The graceful rock crab or slender crab, Metacarcinus gracilis (the naming convention recognized by WoRMS) or Cancer gracilis (the naming convention recognized by ITIS), is one of two members of the genus Metacarcinus, with white tipped chelae (claws). The second crab in the genus to have white tipped claws is M. magister (Dungeness crab). Both of these eastern Pacific crab species are recognized by ITIS as belonging to the much larger genus Cancer. M. gracilis has been caught from Alaska to Bahía Magdalena, Baja California Sur. Although M. gracilis is only found in the Pacific Ocean, it has cousins in the Atlantic Ocean. The genus Cancer (sensu lato) apparently evolved in the Pacific Ocean and later migrated to the Atlantic Ocean. Larvae and small juveniles of this species are often seen riding jellyfish, especially Phacellophora camtschatica.
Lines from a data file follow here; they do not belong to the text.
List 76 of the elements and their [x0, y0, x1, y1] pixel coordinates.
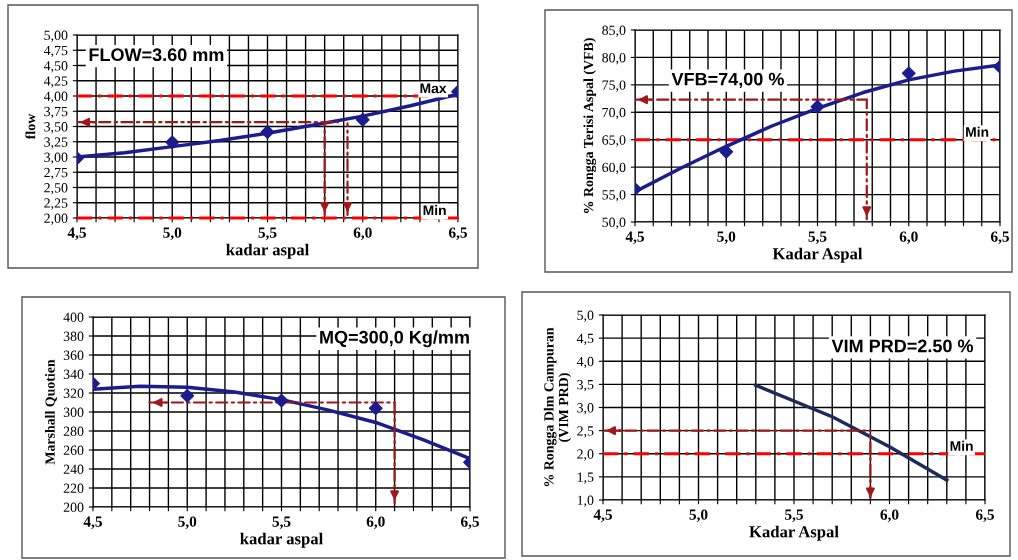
y-tick-label: 340	[63, 369, 84, 379]
y-tick-label: 5,00	[44, 30, 68, 42]
x-tick-label: 5,0	[163, 227, 182, 240]
y-tick-label: 4,25	[43, 76, 68, 88]
y-tick-label: 2,00	[44, 213, 68, 225]
annotation: VFB=74,00 %	[671, 72, 784, 89]
y-tick-label: 2,50	[44, 183, 68, 195]
ref-line-label: Max	[420, 83, 447, 94]
y-tick-label: 50,0	[602, 217, 626, 229]
y-tick-label: 3,50	[44, 122, 68, 134]
x-tick-label: 5,0	[178, 516, 197, 529]
y-tick-label: 3,25	[44, 137, 68, 149]
y-tick-label: 85,0	[602, 25, 626, 37]
y-tick-label: 280	[63, 426, 84, 436]
x-tick-label: 5,5	[785, 509, 803, 522]
y-tick-label: 220	[63, 483, 84, 493]
y-tick-label: 300	[63, 407, 84, 417]
y-tick-label: 70,0	[602, 107, 626, 120]
x-tick-label: 6,0	[899, 231, 918, 244]
ref-line-label: Min	[966, 126, 989, 137]
y-tick-label: 3,75	[44, 106, 68, 119]
x-tick-label: 6,0	[353, 227, 372, 240]
y-tick-label: 75,0	[602, 80, 626, 92]
x-tick-label: 6,0	[880, 509, 899, 522]
y-tick-label: 80,0	[602, 53, 626, 65]
y-tick-label: 1,5	[577, 472, 594, 484]
x-tick-label: 6,5	[975, 509, 994, 522]
y-tick-label: 240	[63, 464, 84, 474]
y-tick-label: 260	[63, 445, 84, 455]
y-tick-label: 65,0	[602, 135, 626, 147]
y-tick-label: 3,0	[577, 403, 594, 415]
y-tick-label: 360	[63, 350, 84, 360]
annotation: FLOW=3.60 mm	[89, 48, 224, 62]
x-tick-label: 6,5	[460, 516, 479, 529]
y-tick-label: 5,0	[577, 310, 594, 322]
y-tick-label: 320	[63, 388, 84, 398]
x-axis-title: Kadar Aspal	[749, 525, 839, 541]
x-tick-label: 6,0	[366, 516, 385, 529]
y-axis-title: % Rongga Dlm Campuran (VIM PRD)	[543, 327, 572, 487]
y-tick-label: 400	[63, 312, 84, 322]
y-tick-label: 4,00	[43, 91, 68, 103]
y-tick-label: 4,50	[43, 61, 68, 73]
y-tick-label: 55,0	[602, 190, 626, 202]
y-tick-label: 1,0	[577, 495, 594, 507]
y-tick-label: 4,5	[576, 333, 594, 346]
x-axis-title: kadar aspal	[226, 243, 309, 259]
x-tick-label: 5,5	[272, 516, 291, 529]
y-tick-label: 2,5	[577, 426, 594, 438]
annotation: VIM PRD=2.50 %	[831, 339, 974, 353]
y-tick-label: 2,75	[44, 167, 68, 180]
x-tick-label: 5,0	[717, 231, 736, 244]
y-tick-label: 2,25	[44, 198, 68, 210]
y-axis-title: % Rongga Terisi Aspal (VFB)	[583, 38, 597, 213]
y-axis-title: Marshall Quotien	[44, 359, 57, 465]
x-axis-title: kadar aspal	[240, 532, 323, 548]
y-tick-label: 60,0	[602, 162, 626, 175]
x-tick-label: 4,5	[83, 516, 102, 529]
y-tick-label: 3,00	[44, 152, 68, 164]
y-tick-label: 3,5	[577, 380, 594, 392]
y-tick-label: 2,0	[577, 449, 594, 461]
y-tick-label: 4,0	[576, 356, 594, 369]
y-tick-label: 4,75	[43, 45, 68, 58]
ref-line-label: Min	[950, 440, 973, 451]
ref-line-label: Min	[423, 205, 446, 216]
x-tick-label: 5,5	[258, 227, 277, 240]
x-axis-title: Kadar Aspal	[772, 247, 863, 263]
annotation: MQ=300,0 Kg/mm	[320, 330, 469, 348]
y-axis-title: flow	[25, 113, 36, 140]
y-tick-label: 200	[63, 502, 84, 512]
x-tick-label: 5,5	[808, 231, 827, 244]
x-tick-label: 6,5	[448, 227, 467, 240]
y-tick-label: 380	[63, 331, 84, 341]
x-tick-label: 4,5	[625, 231, 644, 244]
x-tick-label: 4,5	[593, 509, 612, 522]
x-tick-label: 5,0	[689, 509, 708, 522]
x-tick-label: 6,5	[990, 231, 1009, 244]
The juvenile crabs steal food from the jellyfish and also clean off parasitic amphipods.

==Morphology==
Like the other members of the family Cancridae, the slender crab has a very broad and oval carapace with dull, tooth-like protrusions toward the front of the carapace. Female crabs can be distinguished from males by a broad tail flap on their undersides, which are used for protecting their eggs when they are gravid. The slender crab carapace is usually olive brown, and its legs vary from yellowish brown to purple. M. gracilis only grows to a width of about 3.5 in and resembles a juvenile M. magister (dungeness crab). Often the two species can be confused, as M. gracilis looks very similar to a juvenile Dungeness crab. They can readily be distinguished from each other, though M. gracilis has a notch behind the widest point of its carapace that M. magister lacks, and the top joint of its pincers are not serrated like those of M. magister. More obscure ways to tell are by the appearance of hair on the posterior three legs of M. magister where M. gracilis is almost always hairless. Another telling characteristic of the slender crab is that the last segment of its tail flap is pointed, where M. magister is curved.